“It started with a picture,” Lily told the detective. Time comes at the end of the historical fiction Sold on a Monday by Kristina McMorris when Lily must confess the truth. I read an advance reading copy of this book that is available for preorder and goes on sale on August 28 from Net Galley.
It had all started when eager young reporter Ellis Reed snapped a photo of a sign reading, “2 children for sale.” In the middle of the great depression similar signs in 1931 Philadelphia were heartbreakingly common with children sold to become nannies, maids, farm hands, or factory workers. With the help of the newspaper secretary Lily Palmer, Ellis gets assigned a feature article about the picture. When the picture is ruined and he has to stage a deceptive second one with a different family, his article goes viral as we would say today.

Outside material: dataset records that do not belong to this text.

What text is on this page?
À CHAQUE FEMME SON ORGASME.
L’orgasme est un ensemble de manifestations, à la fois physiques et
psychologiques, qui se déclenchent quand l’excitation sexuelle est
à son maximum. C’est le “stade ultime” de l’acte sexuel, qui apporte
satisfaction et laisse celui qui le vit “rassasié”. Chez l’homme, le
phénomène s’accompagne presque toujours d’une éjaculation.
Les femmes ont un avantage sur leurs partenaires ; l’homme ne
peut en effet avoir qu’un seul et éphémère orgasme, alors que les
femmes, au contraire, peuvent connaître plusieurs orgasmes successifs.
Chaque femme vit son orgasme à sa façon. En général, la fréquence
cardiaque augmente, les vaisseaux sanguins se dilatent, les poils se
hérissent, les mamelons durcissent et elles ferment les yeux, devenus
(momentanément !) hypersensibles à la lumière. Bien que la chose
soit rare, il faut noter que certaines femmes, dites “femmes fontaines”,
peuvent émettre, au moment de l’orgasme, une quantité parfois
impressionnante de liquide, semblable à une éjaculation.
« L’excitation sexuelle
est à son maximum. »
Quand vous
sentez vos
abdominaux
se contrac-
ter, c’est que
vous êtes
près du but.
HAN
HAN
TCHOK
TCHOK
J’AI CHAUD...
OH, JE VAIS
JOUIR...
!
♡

Other consequences when the brother and sister are sold to a family with mob connections lead Ellis and Lily on a mission to right things and reunite the family. Lily’s well-kept personal secret, her relationship with another reporter, and Ellis’s family conflicts are secondary to the dangerous track the two must follow to find the children and to right a success story gone very wrong. Kristina followed the oft-given writerly advice to put your hero(s) in hot water and then turn up the heat.
By the time the reader gets to the author’s note, it comes as no shock that inspiration for the book itself came from an old newspaper photo she stumbled upon with children on a staircase behind a sign saying, “4 Children; FOR SALE; INQUIRE WITHIN.” This is an excellent book for a book club read and discussion. It is ineffective as a bedtime sleep inducement and may result in a long night of repeating “just one more chapter.”